Missouri defeated Texas Tech 25-0 at Taylor Stadium in a game so remarkable that it seemed like an April Fools' Day prank.
It was the Tigers' first no-hitter since 1981, when Jim Maddock did it to Nebraska, but that wasn't the only rarity. Texas Tech gave up 17 runs in the second inning, including eight that scored without the Tigers even getting a hit. The Red Raiders set Big 12 records for walks in an inning (8) and hit batters in an inning (4). Texas Tech used seven pitchers and finished the night with four fielding errors.
MU coach Tim Jamieson said he didn't expect the Texas Tech meltdown, which led to a 21-0 score after the second inning.
"It's shocking, really," Jamieson said. "They're a good baseball team and this is just an aberration on their side. Tomorrow will be a completely different day."

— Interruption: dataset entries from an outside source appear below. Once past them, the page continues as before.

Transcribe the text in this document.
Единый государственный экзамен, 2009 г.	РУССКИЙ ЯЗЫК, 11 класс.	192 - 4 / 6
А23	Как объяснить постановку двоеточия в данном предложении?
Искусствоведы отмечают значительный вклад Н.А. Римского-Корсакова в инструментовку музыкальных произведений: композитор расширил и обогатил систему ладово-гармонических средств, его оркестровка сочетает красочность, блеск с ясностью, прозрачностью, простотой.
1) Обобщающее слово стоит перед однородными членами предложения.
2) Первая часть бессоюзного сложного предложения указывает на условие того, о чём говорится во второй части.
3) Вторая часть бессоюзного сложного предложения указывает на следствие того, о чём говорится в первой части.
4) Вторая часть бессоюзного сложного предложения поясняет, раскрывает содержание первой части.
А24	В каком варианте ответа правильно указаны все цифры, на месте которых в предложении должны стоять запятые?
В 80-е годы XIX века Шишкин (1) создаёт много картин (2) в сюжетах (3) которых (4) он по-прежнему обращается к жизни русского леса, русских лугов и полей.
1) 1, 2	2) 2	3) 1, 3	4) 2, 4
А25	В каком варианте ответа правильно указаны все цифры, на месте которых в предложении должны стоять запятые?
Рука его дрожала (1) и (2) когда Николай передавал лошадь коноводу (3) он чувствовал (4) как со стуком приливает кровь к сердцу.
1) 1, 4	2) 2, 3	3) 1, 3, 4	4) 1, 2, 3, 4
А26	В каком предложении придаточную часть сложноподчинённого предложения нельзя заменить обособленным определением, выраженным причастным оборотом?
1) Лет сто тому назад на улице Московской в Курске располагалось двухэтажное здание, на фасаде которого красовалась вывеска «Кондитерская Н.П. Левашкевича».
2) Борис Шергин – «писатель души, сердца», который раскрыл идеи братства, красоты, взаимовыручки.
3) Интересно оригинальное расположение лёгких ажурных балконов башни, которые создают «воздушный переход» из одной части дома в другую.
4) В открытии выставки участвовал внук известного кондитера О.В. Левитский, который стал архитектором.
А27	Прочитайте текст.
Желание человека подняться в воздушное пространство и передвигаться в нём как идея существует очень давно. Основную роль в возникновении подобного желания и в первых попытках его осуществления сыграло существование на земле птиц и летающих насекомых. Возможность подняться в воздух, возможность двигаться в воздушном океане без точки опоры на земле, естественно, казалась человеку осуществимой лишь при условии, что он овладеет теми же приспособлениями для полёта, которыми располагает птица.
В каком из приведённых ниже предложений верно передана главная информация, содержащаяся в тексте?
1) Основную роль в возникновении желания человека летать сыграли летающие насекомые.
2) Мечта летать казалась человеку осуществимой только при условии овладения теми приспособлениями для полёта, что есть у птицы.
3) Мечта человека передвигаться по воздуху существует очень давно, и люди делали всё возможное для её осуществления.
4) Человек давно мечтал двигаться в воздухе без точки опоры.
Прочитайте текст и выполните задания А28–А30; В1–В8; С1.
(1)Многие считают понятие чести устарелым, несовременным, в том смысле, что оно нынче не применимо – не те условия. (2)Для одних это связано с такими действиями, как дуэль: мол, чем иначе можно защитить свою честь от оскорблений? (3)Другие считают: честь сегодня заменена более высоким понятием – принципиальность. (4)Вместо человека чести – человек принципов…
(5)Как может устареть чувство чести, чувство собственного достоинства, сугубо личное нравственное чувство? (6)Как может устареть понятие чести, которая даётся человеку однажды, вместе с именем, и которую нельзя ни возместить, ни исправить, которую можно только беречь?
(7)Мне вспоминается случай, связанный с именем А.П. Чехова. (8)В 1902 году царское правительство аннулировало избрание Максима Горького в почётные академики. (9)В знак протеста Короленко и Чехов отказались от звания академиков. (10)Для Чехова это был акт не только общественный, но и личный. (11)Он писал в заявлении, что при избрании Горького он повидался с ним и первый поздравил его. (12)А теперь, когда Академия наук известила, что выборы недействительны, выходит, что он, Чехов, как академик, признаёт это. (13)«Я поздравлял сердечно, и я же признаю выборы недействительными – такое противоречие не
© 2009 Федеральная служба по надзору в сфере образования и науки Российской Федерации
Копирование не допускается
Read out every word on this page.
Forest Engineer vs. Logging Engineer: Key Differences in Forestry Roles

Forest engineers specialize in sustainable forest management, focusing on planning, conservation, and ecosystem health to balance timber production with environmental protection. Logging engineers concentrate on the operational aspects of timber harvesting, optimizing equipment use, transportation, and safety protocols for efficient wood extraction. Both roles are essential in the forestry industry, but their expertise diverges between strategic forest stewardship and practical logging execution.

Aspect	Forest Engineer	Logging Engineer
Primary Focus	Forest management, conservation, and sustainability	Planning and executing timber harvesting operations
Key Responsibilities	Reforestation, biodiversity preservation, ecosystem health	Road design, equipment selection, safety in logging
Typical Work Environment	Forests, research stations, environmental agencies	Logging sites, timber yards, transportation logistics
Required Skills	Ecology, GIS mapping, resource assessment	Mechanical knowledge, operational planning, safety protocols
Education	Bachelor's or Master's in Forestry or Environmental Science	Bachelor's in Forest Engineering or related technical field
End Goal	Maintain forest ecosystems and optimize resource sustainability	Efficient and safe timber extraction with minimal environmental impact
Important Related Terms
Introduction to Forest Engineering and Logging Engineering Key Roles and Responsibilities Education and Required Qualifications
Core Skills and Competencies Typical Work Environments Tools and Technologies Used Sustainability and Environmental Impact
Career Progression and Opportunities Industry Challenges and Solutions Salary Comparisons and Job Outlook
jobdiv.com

But not all of the Tiger runs were coming because of Red Raider mistakes. The Tigers also pounded out 13 hits. Junior James Boone was 4-for-4 with two triples, five runs scored and six RBIs.
"Obviously they were giving us a lot of runs, and then when they started throwing strikes, we were hitting them," Boone said. "They didn't just give us everything. We did earn some of those."
Lost in the glare of the no-hitter and 25 runs was Missouri's Big 12 record, which stands at 4-0 for the first time ever. The last time the Tigers started the conference season 4-0 was 1987 in the Big Eight. The Tigers (22-4) also won their 14th game in a row. Texas Tech fell to 18-9 overall and 2-4 in the Big 12.
"It's my second year here, and I'm just glad I'm a part of it," Scherzer said.
The feat of the night, however, belonged to Scherzer. He set a career high in strikeouts with 14 and walked three batters, the only blemishes in his seven innings of work.
Scherzer said he realized he was pitching a no-hitter in about the fourth inning.
"I'm more worried about not giving up walks and making sure I make my pitches than the no-hitter," he said. "That's just a thing to have. It doesn't give you wins and losses."
Still, Scherzer said his heart was beating hard as Cole tried to get the last outs of the game.
"That last inning, I was just like, 'Oh, come on Mike, somehow get 'em out. Whatever you do, just please get 'em out.' That's so awesome to get a no-hitter."